En dan de verhalen over autoracen, Formule 1 en Max Verstappen die tegenwoordig paginagroot in ‘zijn’ Volkskrant staan. Tijdens zijn aanwezigheid op de Sport van de Volkskrant las je er bijna niets over. Maar nu, Ben: ‘Gemotoriseerde sport is geen sport. Dat met die Verstappen is een hype. Puur chauvinisme. Straks als hij weg is, lees je er niks meer over.’

Boksen is ook geen sport. Elkaar lichamelijk beschadigen of de hersens inslaan, vind ik geen sport. Maar als ze daarover willen schrijven, akkoord. Ze doen maar.’

‘Sport is de bron van veel ellende’, vindt Ben. ‘Vooral voor de jeugd, daar begint het.’

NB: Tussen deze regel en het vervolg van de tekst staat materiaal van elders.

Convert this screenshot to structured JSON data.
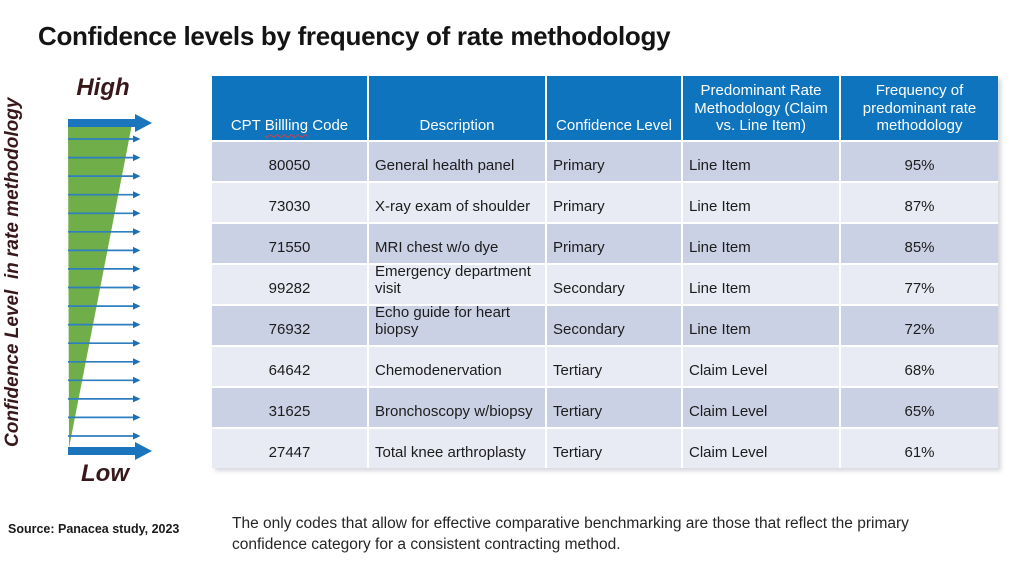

En dan nog even bij het afscheid aan de deur over het WK in Qatar: ‘Voetbal gaat om geld. Dat weten we toch. Iedereen slikt het, alles wat er gebeurt. Waarom zou ik nog waarschuwen? Ik ben er klaar mee.’

Dit interview is onlangs gepubliceerd in de Volksknar (volksknar.nl); digitale krant voor gepensioneerde Volkskrantmedewerkers.